Conclusory allegations of securities fraud are insufficient to avoid dismissal.
Smith,
845 F.2d at 1365. Because his complaint contains nothing more than conclusory allegations of securities fraud, Whalen has failed to state a claim upon which the district court could grant relief. The failure to state a claim usually warrants dismissal under Rule 12(b)(6).
See
Fed.R.Civ.P. 12(b)(6). However, in many cases, the failure to state a claim is the “functional equivalent” of the failure to raise a genuine issue of material fact.
Blum v. Morgan Guaranty Trust Co.,
709 F.2d 1463, 1466 (11th Cir.1983). Such is the case here. The district court did not err in granting summary judgment to the defendants on Whalen’s federal securities claims.
D. Denial of Discovery
The plaintiffs complain that the district court denied them an opportunity to conduct reasonable discovery in this case. “[CJontrol of discovery is committed to the sound discretion of the trial court and its discovery rulings will be reversed only where they are arbitrary or clearly unreasonable.”
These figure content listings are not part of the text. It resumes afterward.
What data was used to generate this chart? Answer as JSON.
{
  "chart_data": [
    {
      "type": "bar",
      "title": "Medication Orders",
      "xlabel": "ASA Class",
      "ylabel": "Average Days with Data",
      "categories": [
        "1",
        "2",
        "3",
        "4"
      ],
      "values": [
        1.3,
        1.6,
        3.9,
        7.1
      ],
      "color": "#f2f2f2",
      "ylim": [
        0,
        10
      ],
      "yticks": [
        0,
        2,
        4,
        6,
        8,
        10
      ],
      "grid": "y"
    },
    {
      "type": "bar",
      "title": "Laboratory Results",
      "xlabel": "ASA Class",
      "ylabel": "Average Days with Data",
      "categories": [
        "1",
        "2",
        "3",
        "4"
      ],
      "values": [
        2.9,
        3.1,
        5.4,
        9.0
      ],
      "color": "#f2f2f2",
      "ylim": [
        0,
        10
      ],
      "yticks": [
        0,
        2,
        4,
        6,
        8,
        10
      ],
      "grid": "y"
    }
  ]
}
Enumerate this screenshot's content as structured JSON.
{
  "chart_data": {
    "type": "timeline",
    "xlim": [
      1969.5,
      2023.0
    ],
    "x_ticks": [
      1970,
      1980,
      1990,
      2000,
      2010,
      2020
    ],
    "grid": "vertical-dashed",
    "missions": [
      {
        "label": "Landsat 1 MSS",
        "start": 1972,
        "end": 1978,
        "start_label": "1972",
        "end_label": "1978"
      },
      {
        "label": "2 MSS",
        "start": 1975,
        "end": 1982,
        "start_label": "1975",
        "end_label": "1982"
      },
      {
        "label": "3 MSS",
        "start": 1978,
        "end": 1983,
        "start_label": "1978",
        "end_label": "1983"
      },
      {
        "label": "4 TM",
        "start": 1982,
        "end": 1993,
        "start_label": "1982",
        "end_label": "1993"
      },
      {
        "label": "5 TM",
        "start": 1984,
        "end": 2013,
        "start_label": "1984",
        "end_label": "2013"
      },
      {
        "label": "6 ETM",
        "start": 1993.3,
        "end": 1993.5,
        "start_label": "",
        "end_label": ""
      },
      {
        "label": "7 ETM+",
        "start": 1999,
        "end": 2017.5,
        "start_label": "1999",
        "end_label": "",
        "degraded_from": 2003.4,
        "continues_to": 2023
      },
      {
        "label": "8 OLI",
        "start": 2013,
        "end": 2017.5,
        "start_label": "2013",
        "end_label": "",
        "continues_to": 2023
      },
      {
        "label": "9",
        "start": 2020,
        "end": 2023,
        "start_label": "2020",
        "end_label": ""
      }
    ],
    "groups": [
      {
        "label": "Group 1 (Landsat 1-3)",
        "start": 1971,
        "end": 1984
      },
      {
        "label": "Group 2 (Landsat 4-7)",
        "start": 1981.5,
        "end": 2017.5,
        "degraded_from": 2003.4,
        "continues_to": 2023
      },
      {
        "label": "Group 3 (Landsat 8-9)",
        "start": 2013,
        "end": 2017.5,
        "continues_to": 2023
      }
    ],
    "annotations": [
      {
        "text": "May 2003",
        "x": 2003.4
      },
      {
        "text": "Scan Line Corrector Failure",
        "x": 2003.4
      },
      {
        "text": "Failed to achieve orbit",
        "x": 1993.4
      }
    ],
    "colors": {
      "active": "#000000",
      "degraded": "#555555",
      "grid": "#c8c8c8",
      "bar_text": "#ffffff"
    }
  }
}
Williamson v. United States Dep’t of Agriculture,
815 F.2d 368, 382 (5th Cir.1987). After a careful review of the record, we are persuaded that the district court’s discovery rulings were neither arbitrary nor clearly unreasonable.
III. CONCLUSION
While the plaintiffs do not have the requisite standing to pursue RICO claims against the defendants as creditors and shareholders of Carter Mobile Homes, Inc., the plaintiffs may have standing to pursue RICO claims as limited partners in PHC & Associates. They have established that non-RICO standing requirements do not preclude their claims against the defendants. Accordingly, the district court erred in dismissing the plaintiffs’ RICO claims without considering whether statutory RICO standing requirements bar their claims. The district court did not err, however, in concluding that it could not exercise diversity jurisdiction over plaintiff Whalen’s state law claims and in granting summary judgment to the defendants on Whalen’s federal securities fraud claims. The judgment of the district court is affirmed in part and reversed in part, and this case is remanded to the district court for further proceedings consistent with this opinion.
AFFIRMED IN PART, REVERSED IN PART AND REMANDED.